The 3,222 individuals included in the study population were assigned to one of four treatment regimens: VKA with single antiplatelet therapy (SAPT), DOAC and SAPT, VKA and DAPT or DOAC and DAPT. Of the patients included in the study population, 27% received vitamin K antagonist (VKA) plus a single antiplatelet, 18% were treated with a direct oral anticoagulant (DOAC) plus single antiplatelet, 22% received VKA plus dual antiplatelet therapy (DAPT), and 22% received DOAC plus DAPT. At 3 months, there was a lower risk of MI in DOAC vs. VKA plus single antiplatelet (absolute risk difference, -1.53%; 95% confidence interval [CI], -3.08% to -0.11%). No difference was found for bleeding, ischemic stroke, and all-cause mortality. In adjusted models, there was a trend towards a lower risk of MI for DOAC vs. VKA treated in addition to single antiplatelet therapy (adjusted hazard ratio [aHR], 0.63; 95% confidence interval [CI], 0.40-1.00). At 3 months, the risk of bleeding was lower for DOAC vs. VKA plus DAPT (absolute risk difference, -1.96%; 95% CI, -3.46% to -0.88%). There was no difference in the risk of all-cause mortality, stroke, or MI. For patients with DAPT, use of DOAC was associated with a reduced risk of bleeding (aHR, 0.51; 95% CI, 0.33-0.78) with similar risks of ischemic stroke, MI, and all-cause mortality.

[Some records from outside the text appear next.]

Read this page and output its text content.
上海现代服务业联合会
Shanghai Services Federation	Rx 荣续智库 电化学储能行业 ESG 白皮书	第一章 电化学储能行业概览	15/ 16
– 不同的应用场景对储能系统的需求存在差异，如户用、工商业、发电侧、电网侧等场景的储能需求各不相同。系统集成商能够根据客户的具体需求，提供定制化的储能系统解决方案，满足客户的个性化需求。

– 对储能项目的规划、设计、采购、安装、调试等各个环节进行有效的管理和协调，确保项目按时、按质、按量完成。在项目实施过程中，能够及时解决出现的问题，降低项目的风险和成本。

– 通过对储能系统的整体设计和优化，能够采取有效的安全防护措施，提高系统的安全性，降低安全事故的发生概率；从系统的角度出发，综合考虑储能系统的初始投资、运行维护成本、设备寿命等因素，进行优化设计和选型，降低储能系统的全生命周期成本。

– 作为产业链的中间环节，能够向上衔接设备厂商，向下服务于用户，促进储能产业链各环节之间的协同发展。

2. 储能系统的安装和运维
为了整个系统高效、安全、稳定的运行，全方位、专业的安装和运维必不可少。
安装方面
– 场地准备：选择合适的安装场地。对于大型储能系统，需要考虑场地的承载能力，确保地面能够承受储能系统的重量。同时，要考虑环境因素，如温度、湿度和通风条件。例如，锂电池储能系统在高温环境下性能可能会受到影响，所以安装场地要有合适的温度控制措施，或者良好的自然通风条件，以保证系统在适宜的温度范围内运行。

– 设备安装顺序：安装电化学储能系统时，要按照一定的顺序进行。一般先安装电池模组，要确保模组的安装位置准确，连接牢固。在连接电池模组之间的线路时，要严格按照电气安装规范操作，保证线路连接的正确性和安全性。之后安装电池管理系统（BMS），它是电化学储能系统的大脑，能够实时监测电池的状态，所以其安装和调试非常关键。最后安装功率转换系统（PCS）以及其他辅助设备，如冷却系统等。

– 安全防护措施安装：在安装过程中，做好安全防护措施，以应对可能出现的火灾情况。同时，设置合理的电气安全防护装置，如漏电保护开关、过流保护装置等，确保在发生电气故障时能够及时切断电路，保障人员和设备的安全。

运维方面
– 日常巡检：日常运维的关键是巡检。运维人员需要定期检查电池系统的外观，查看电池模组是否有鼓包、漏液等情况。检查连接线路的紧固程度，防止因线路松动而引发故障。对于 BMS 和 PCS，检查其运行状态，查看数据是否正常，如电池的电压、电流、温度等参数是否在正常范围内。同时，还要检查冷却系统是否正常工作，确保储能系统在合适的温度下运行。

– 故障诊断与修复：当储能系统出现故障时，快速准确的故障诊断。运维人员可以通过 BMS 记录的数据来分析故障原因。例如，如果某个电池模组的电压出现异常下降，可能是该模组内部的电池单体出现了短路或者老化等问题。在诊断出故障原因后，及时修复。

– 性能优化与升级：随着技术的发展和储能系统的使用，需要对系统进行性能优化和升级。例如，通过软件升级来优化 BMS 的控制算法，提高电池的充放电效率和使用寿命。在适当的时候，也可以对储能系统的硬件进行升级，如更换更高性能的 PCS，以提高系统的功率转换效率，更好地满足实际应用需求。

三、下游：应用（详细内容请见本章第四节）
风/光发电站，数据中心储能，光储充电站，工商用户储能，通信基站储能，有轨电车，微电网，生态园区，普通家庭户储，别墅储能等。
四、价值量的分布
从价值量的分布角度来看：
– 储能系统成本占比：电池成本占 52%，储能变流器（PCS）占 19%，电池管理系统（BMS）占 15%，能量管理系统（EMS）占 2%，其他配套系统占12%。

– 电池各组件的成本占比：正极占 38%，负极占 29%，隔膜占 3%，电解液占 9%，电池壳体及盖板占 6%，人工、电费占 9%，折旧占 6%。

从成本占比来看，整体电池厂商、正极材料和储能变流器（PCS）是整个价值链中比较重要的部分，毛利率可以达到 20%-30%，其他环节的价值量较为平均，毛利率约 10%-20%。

“Our data suggest that despite the lack of trial evidence on the safety and effectiveness of DOAC versus VKA in combination with antiplatelets, DOACs seem safe and effective in real-world AFib patients following MI or PCI,” noted Sindet-Pederson et al. Within the limitations of a nonrandomized, retrospective study, they demonstrated overall safety of DOAC therapy as compared to VKA for patients with AF who are also treated with antiplatelet therapy for MI and/or PCI. It was notable that bleeding risk was reduced for DOAC plus DAPT, while MI risk was reduced for DOAC plus single antiplatelet therapy. Prior randomized trials had focused on the question of single vs. DAPT for AF and PCI patients, but had primarily used VKA anticoagulation. This study suggested that DOAC therapy may be beneficial in select populations, especially those at increased risk for bleeding who require DAPT following PCI in addition to an oral anticoagulant for AF. However, in an accompanying editor’s note, Dr. C. Michael Gibson of Beth Israel Deaconess Medical Center in Boston, Massachusetts echoed a cautionary note. “Although Sindet-Peterson et al.  were able to confirm the increased bleeding risk associated with VKA-based triple therapy, a conclusion supported by prior registries and 2 RCTs, the analyses among DOAC and VKA–based dual therapies, which lack external validation from RCTs, should be interpreted with caution. These limitations re-enforce the need for randomized data from large-scale national/international registries with unselected patients to combine the strengths of randomized trials with the generalizability of registries.”

While the study validated in a real-world population the observations from the randomized PIONEER AF-PCI and REDUAL-PCI trials: a DOAC-based strategy was superior to a VKA-based strategy in the reduction of bleeding events, this result should be ‘interpreted with caution,’ he and his two co-authors stated. “First, because there was a censoring period of 7 days following hospital discharge, this analysis did not capture the in-hospital or early bleeding events during the highest-risk period following the PCI, and may have selectively cultivated out those patients who tolerated triple therapy. Second, the bleeding rate was significantly lower in the DOAC+DAPT group compared with the DOAC+ single antiplatelet therapy group. This discrepancy is biologically implausible if the 2 groups were similar and points to potential unidentified confounders as playing a role in bleeding rates.”